Die Zeichensetzer marschieren durch

Publiziert am 28. November 2010

Jetzt schämen sie sich wieder – auf Facebook, in Onlineforen und auf der Strasse: Vor drei Stunden versammelte sich beim Bahnhof Bern eine Horde Demonstranten (siehe Bild unten), skandierte Anti-SVP-Parolen, brannte Pyros ab und blockierte – zum Teil vermummt – den öffentlichen Verkehr. Ich nahm vor Ort einen Augenschein. Ob es zu Ausschreitungen und Sachbeschädigungen gekommen ist, wissen wir morgen.

Die schüchterne Frage sei erlaubt: Gingen die Fremdschämerinnen und Protestierenden auch allesamt abstimmen? Mich übermannen Zweifel. Aber gegen die Volkspartei ein wenig Radau zu machen ist “voll geil” – Volkssport für zwei Stunden. Und dann wieder nach Hause an die Wärme, die Spielkonsole wartet.

Damit hier kein falscher Eindruck entsteht: Ich finde das Ja zur Ausschaffungsinitiative hoch problematisch und habe mich auch klar gegen sie ausgesprochen. Vereint dagegen anzukämpfen wäre die Aufgabe der staatstragenden Parteien gewesen. Stattdessen leisteten sie sich entweder einen Zweifronten-Konflikt oder ihr Engagement war lau. Der Kitt, der unserere Gesellschaft zusammenhält, löst sich weiter auf.

Symbolpolitik ist en vogue. Es ging bei dieser Volksinitiative darum, ein Zeichen zu setzen. Das haben die Schweizerinnen und Schweizer heute getan. Viele aus Verunsicherung. Diese Vorlage war erneut ein Ventil, die Zeichensetzer marschierten durch.

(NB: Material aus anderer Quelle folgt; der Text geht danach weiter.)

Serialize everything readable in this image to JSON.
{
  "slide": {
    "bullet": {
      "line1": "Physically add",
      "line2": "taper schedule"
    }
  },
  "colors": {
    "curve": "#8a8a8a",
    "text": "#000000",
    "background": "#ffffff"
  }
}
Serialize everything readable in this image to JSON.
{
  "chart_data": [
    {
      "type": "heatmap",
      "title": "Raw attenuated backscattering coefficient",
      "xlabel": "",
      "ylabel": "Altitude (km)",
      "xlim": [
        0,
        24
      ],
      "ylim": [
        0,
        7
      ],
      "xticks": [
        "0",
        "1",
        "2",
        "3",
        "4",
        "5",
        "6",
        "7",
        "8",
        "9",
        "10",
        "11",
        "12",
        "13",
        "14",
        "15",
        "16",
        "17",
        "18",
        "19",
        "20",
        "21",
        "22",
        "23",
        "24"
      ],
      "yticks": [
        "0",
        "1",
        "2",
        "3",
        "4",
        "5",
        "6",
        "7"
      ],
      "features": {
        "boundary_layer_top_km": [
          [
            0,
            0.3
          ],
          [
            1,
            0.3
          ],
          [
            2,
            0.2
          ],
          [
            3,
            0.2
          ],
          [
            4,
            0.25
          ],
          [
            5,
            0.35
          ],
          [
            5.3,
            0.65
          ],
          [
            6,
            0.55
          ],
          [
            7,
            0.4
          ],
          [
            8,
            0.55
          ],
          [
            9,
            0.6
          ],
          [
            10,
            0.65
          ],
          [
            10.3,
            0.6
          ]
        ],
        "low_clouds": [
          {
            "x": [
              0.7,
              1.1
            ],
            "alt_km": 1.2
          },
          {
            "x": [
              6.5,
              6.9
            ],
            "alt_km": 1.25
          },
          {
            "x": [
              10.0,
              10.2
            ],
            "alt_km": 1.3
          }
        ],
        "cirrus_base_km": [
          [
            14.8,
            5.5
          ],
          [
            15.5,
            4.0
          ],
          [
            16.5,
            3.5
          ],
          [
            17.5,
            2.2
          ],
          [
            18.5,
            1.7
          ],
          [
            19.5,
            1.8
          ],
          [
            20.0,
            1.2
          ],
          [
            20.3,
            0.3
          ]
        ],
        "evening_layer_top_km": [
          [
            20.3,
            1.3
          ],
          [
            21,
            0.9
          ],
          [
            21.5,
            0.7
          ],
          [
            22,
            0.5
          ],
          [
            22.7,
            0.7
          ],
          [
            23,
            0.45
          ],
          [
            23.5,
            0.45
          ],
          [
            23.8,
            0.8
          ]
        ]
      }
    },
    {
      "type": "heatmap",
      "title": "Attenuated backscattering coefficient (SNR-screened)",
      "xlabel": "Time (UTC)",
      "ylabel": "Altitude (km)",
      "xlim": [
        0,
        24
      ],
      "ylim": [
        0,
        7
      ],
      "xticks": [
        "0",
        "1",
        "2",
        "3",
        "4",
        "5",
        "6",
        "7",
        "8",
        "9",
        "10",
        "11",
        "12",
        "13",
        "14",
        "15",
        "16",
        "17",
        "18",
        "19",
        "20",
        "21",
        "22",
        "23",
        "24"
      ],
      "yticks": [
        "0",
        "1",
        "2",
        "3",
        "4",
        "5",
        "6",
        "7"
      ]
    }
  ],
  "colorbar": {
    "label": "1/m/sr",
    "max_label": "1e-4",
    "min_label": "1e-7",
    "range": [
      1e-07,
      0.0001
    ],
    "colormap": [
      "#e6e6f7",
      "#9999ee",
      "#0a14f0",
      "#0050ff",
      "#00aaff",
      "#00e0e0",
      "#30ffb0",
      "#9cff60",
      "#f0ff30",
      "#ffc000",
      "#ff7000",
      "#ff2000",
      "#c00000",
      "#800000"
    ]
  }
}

Das Ja markiert den Startschuss für einen langen und beschwerlichen Weg, bis eine einigermassen praktikable Lösung errungen werden kann. Die Sieger von heute sind eingeladen, bei diesem Prozess konstruktiv mitzuwirken. Ob sie das überhaupt können? Oder wollen? Wahrscheinlicher ist, dass sie bereits im Wahljahr 2011 die nächste Volksinitiative lancieren werden. Asyl, Einbürgerung, Personenfreizügigkeit – es gibt verschiedene Stossrichtungen. Das Agendasetting beherrscht die SVP.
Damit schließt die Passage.